Amedeo D'Adamo currently teaches in the Directing concentrate at the American Film Institute in Los Angeles (where he is also a Thesis Mentor) and at the Universita Cattolica in Milan. A prolific author in the fields of film, media and celebrity, Amedeo is the author of Empathetic Space on Screen (2018: Palgrave Macmillan) which is about how to take certain techniques invented by Dante to use production design, locations, cinematography and sound-track to connect audiences with characters. As of March 2021 that book had been downloaded 548,000 times. He is also most recently the editor of Producing for the Screen (2020), the latest book in Focal Press's PERFORM series.
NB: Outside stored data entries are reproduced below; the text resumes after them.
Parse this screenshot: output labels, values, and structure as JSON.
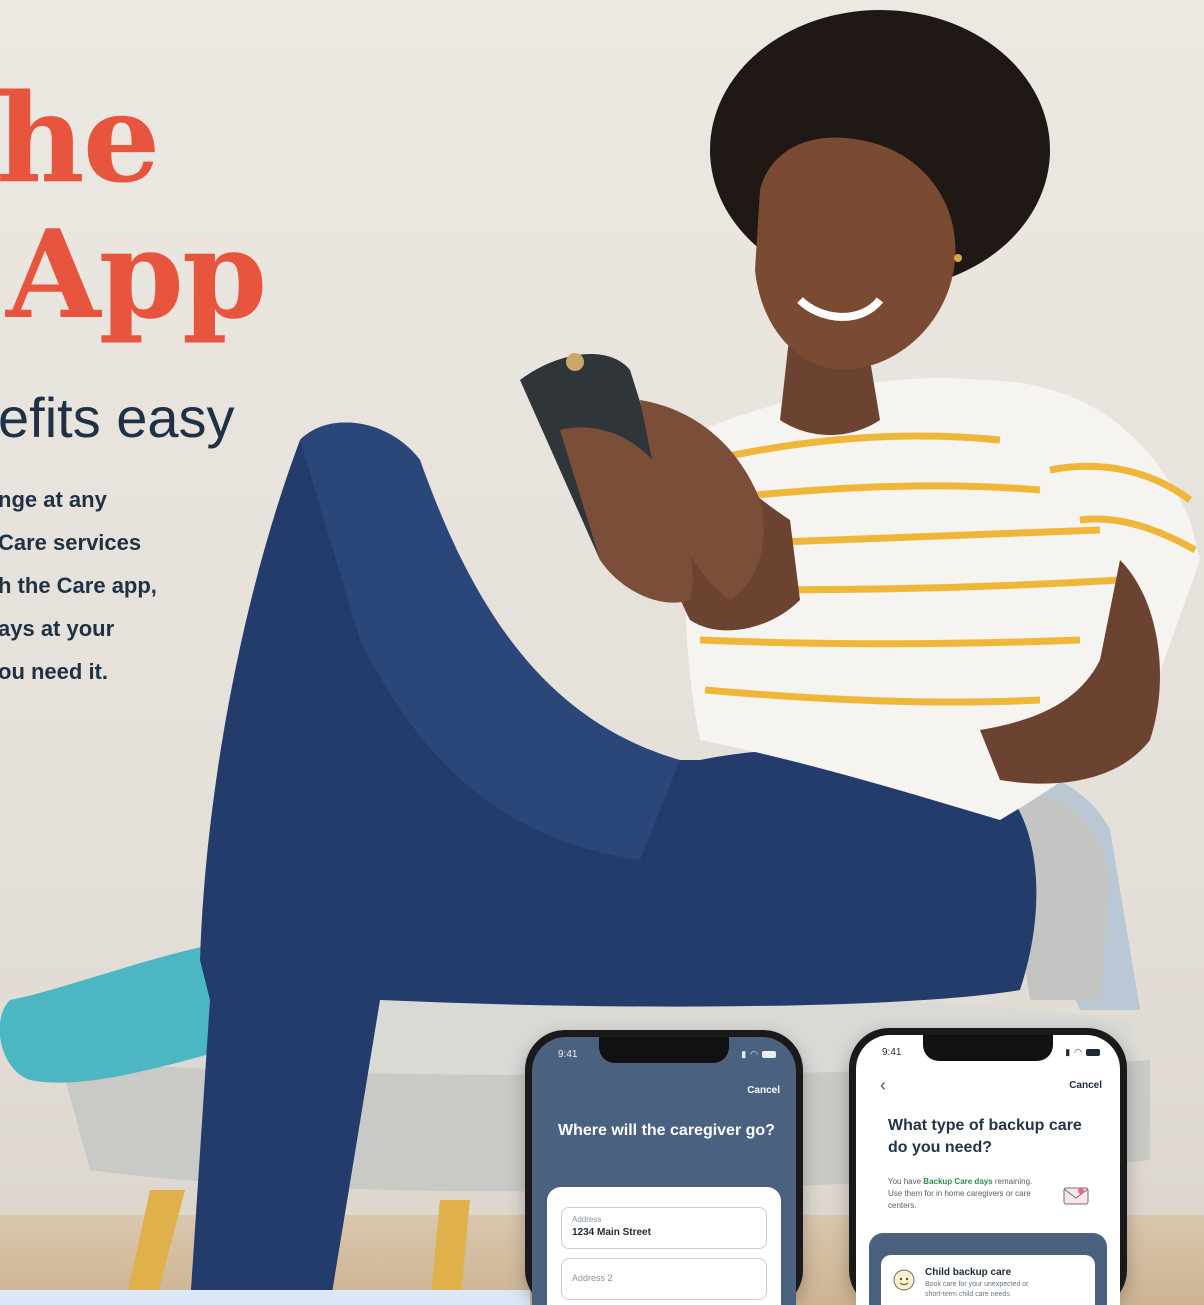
{
  "hero": {
    "title_line1": "he",
    "title_line2": "App",
    "subtitle": "efits easy",
    "body_lines": [
      "nge at any",
      "Care services",
      "h the Care app,",
      "ays at your",
      "ou need it."
    ]
  },
  "phone_address": {
    "time": "9:41",
    "cancel": "Cancel",
    "title": "Where will the caregiver go?",
    "fields": [
      {
        "label": "Address",
        "value": "1234 Main Street"
      },
      {
        "placeholder": "Address 2"
      }
    ]
  },
  "phone_care_type": {
    "time": "9:41",
    "cancel": "Cancel",
    "title": "What type of backup care do you need?",
    "info_prefix": "You have ",
    "info_highlight": "Backup Care days",
    "info_suffix": " remaining. Use them for in home caregivers or care centers.",
    "option": {
      "title": "Child backup care",
      "description": "Book care for your unexpected or short-term child care needs"
    }
  },
  "colors": {
    "title_accent": "#e8553f",
    "text_dark": "#1f3145",
    "app_navy": "#4a6180",
    "highlight_green": "#2e8b4e"
  }
}
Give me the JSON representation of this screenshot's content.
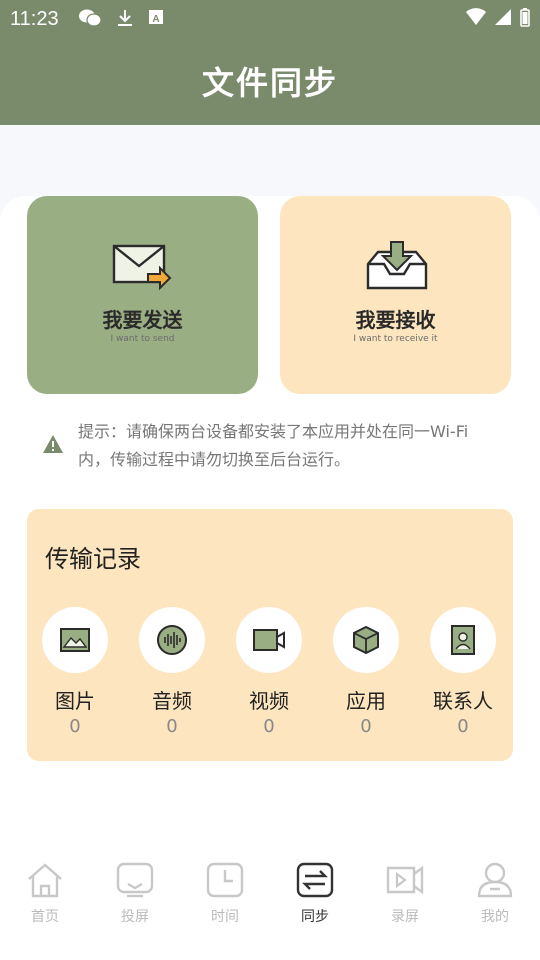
{
  "status": {
    "time": "11:23"
  },
  "header": {
    "title": "文件同步"
  },
  "send_card": {
    "title": "我要发送",
    "subtitle": "I want to send"
  },
  "receive_card": {
    "title": "我要接收",
    "subtitle": "I want to receive it"
  },
  "tip": {
    "text": "提示：请确保两台设备都安装了本应用并处在同一Wi-Fi内，传输过程中请勿切换至后台运行。"
  },
  "records": {
    "title": "传输记录",
    "items": [
      {
        "label": "图片",
        "count": "0",
        "icon": "image-icon"
      },
      {
        "label": "音频",
        "count": "0",
        "icon": "audio-icon"
      },
      {
        "label": "视频",
        "count": "0",
        "icon": "video-icon"
      },
      {
        "label": "应用",
        "count": "0",
        "icon": "app-icon"
      },
      {
        "label": "联系人",
        "count": "0",
        "icon": "contact-icon"
      }
    ]
  },
  "nav": {
    "items": [
      {
        "label": "首页",
        "icon": "home-icon"
      },
      {
        "label": "投屏",
        "icon": "cast-icon"
      },
      {
        "label": "时间",
        "icon": "clock-icon"
      },
      {
        "label": "同步",
        "icon": "sync-icon"
      },
      {
        "label": "录屏",
        "icon": "record-icon"
      },
      {
        "label": "我的",
        "icon": "profile-icon"
      }
    ],
    "active": "同步"
  },
  "colors": {
    "header": "#7a8b6c",
    "send_card": "#9aae84",
    "receive_card": "#fde6bf",
    "records_card": "#fde6bf"
  }
}
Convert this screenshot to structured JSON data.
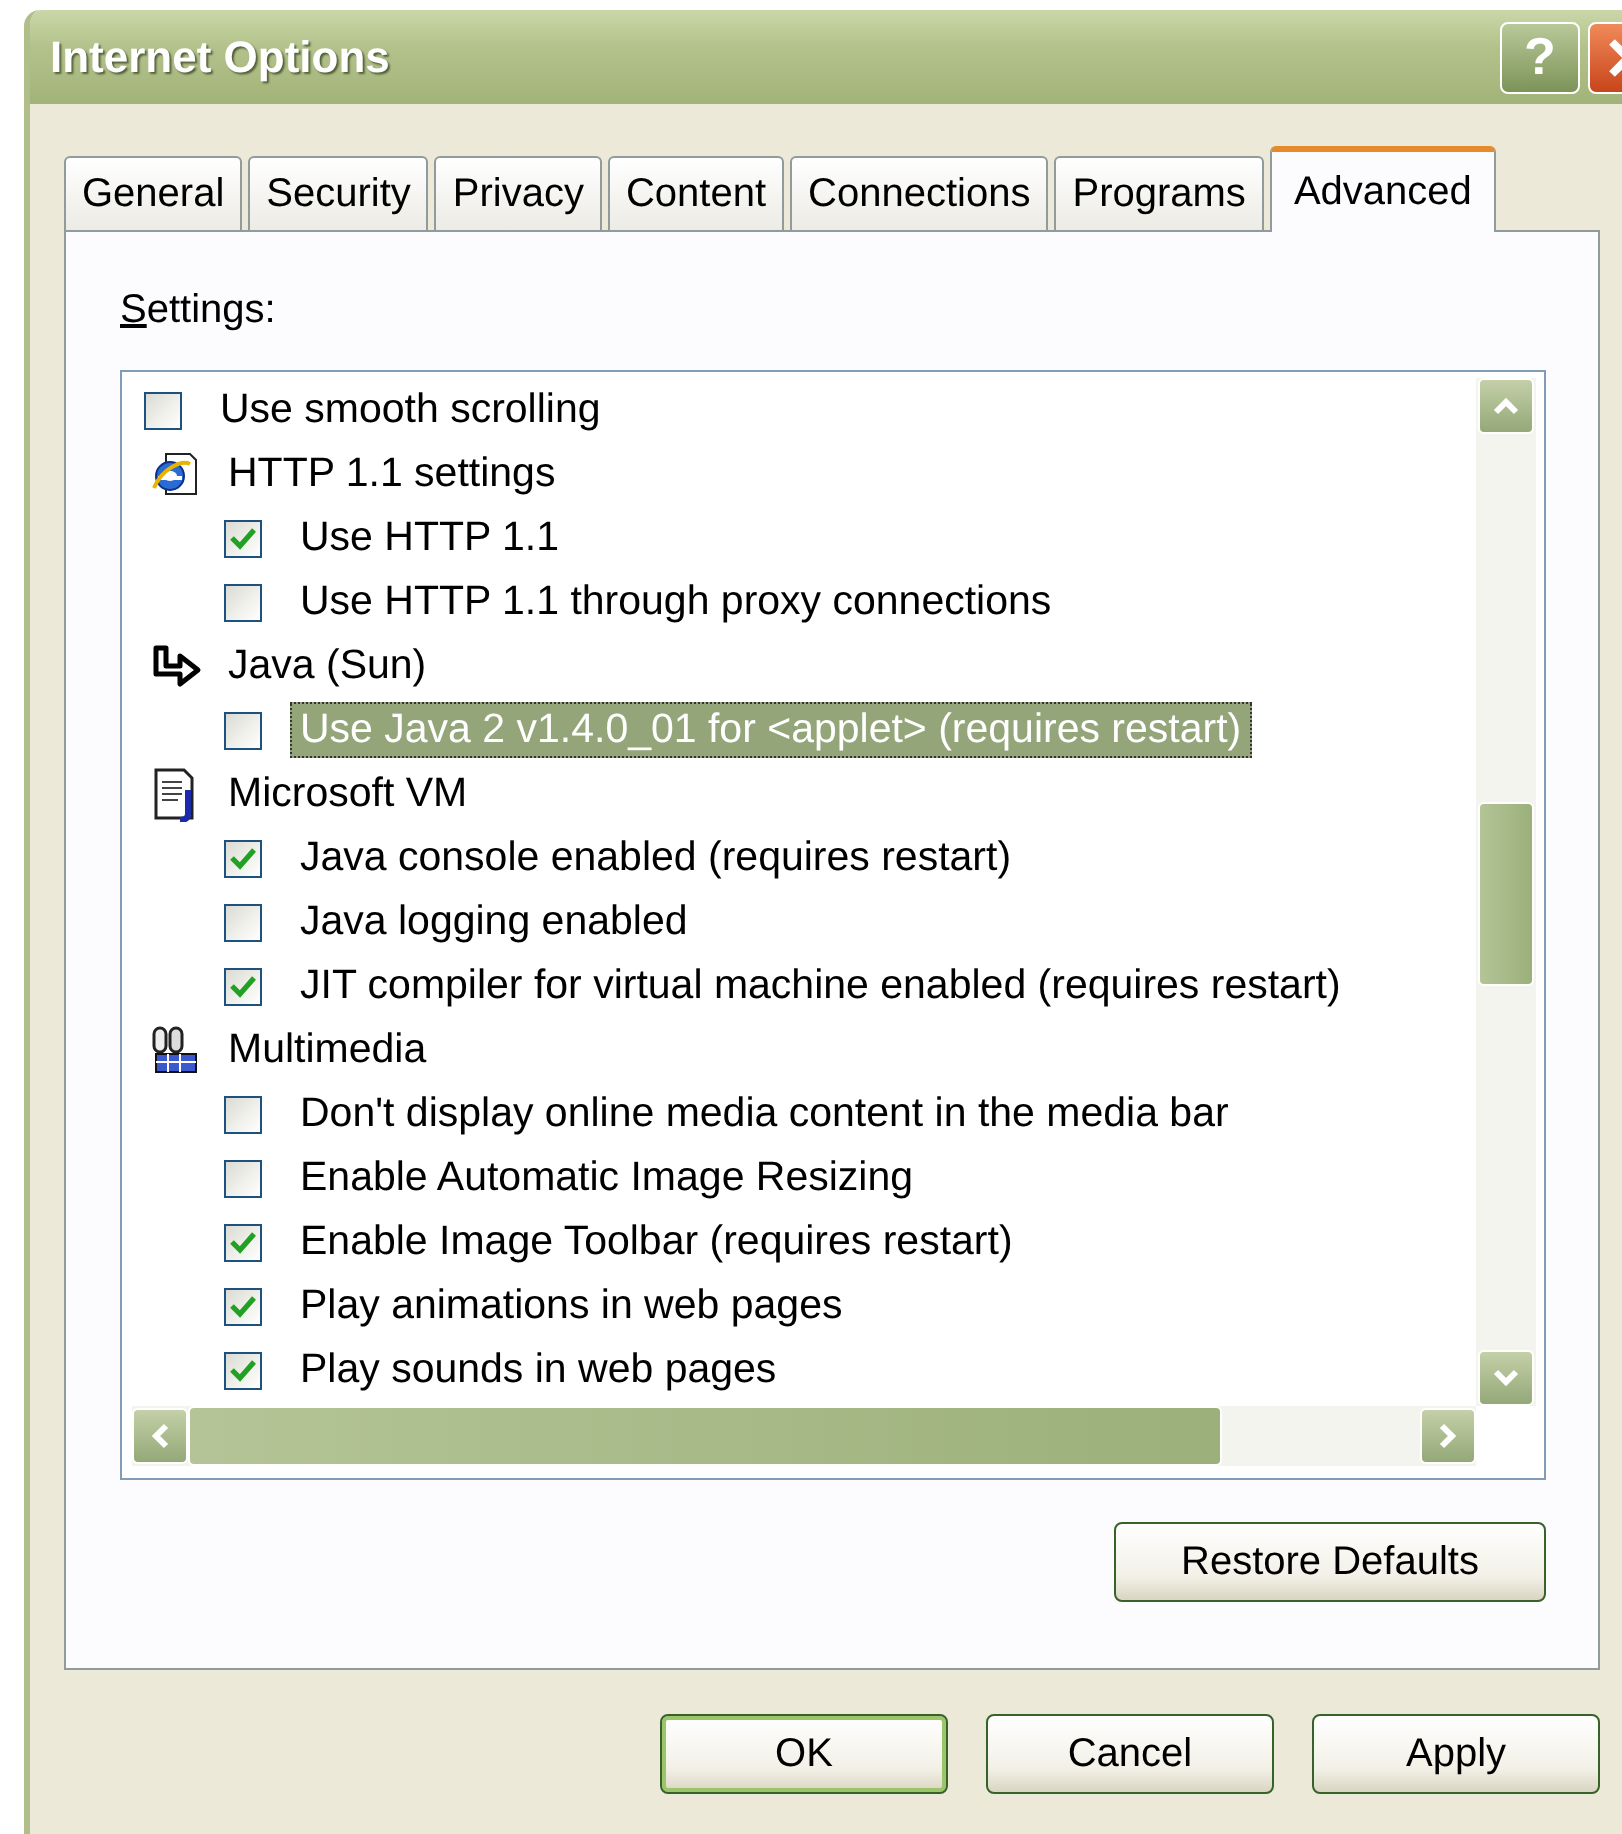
{
  "window": {
    "title": "Internet Options",
    "help_button": "?"
  },
  "tabs": [
    {
      "label": "General",
      "selected": false
    },
    {
      "label": "Security",
      "selected": false
    },
    {
      "label": "Privacy",
      "selected": false
    },
    {
      "label": "Content",
      "selected": false
    },
    {
      "label": "Connections",
      "selected": false
    },
    {
      "label": "Programs",
      "selected": false
    },
    {
      "label": "Advanced",
      "selected": true
    }
  ],
  "settings_label": "Settings:",
  "settings": [
    {
      "kind": "checkbox",
      "label": "Use smooth scrolling",
      "checked": false,
      "selected": false
    },
    {
      "kind": "group",
      "label": "HTTP 1.1 settings",
      "children": [
        {
          "kind": "checkbox",
          "label": "Use HTTP 1.1",
          "checked": true,
          "selected": false
        },
        {
          "kind": "checkbox",
          "label": "Use HTTP 1.1 through proxy connections",
          "checked": false,
          "selected": false
        }
      ]
    },
    {
      "kind": "group",
      "label": "Java (Sun)",
      "children": [
        {
          "kind": "checkbox",
          "label": "Use Java 2 v1.4.0_01 for <applet> (requires restart)",
          "checked": false,
          "selected": true
        }
      ]
    },
    {
      "kind": "group",
      "label": "Microsoft VM",
      "children": [
        {
          "kind": "checkbox",
          "label": "Java console enabled (requires restart)",
          "checked": true,
          "selected": false
        },
        {
          "kind": "checkbox",
          "label": "Java logging enabled",
          "checked": false,
          "selected": false
        },
        {
          "kind": "checkbox",
          "label": "JIT compiler for virtual machine enabled (requires restart)",
          "checked": true,
          "selected": false
        }
      ]
    },
    {
      "kind": "group",
      "label": "Multimedia",
      "children": [
        {
          "kind": "checkbox",
          "label": "Don't display online media content in the media bar",
          "checked": false,
          "selected": false
        },
        {
          "kind": "checkbox",
          "label": "Enable Automatic Image Resizing",
          "checked": false,
          "selected": false
        },
        {
          "kind": "checkbox",
          "label": "Enable Image Toolbar (requires restart)",
          "checked": true,
          "selected": false
        },
        {
          "kind": "checkbox",
          "label": "Play animations in web pages",
          "checked": true,
          "selected": false
        },
        {
          "kind": "checkbox",
          "label": "Play sounds in web pages",
          "checked": true,
          "selected": false
        }
      ]
    }
  ],
  "restore_button": "Restore Defaults",
  "buttons": [
    {
      "label": "OK",
      "default": true
    },
    {
      "label": "Cancel",
      "default": false
    },
    {
      "label": "Apply",
      "default": false
    }
  ]
}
He is also currently an associate producer and script consultant on Europa, an 8-part series for Sky written by Stefano Bises (the writer of HBO’s The New Pope and Gomorrah). He was the founding Dean and then President of the original Los Angeles Film School where he also co-created and ran the Feature Film Development program. An institution-builder, he has worked in film production and education in Hollywood, New York City, China (with the Beijing Opera), Africa, Europe and Jamaica.
Amedeo was also the original architect of and then ran the EU-funded traveling Feature Development Program Puglia Experience (2008 – 2011) which helped first-time feature screenwriters and directors get their first features to producers. A speaker at numerous conferences, he has also taught at many universities and labs including Royal Holloway, Universita Svizzera, the University of Zurich, Albascript, NAS lab and others. Trained in producing by James Shamus (long-time head of Focus Features) he has worked with Shrek Director Vickie Jensen (helping her produce her first live action short which won numerous awards) and others including Faye Dunaway, Thom Mount and Roger Corman. With his wife Nevina Satta he designed and ran both the University Feature Development Lab and the University Doc Lab for the Locarno Film Festival. Together they also co-founded The Traveling Film School, a non-profit organization that provides free film and theater training to children in underdeveloped regions; it has built small tuition-free film-schools in Cameroon and Sardinia. His features have been to Festivals such as Rome, Miami, Austin, Torino and others.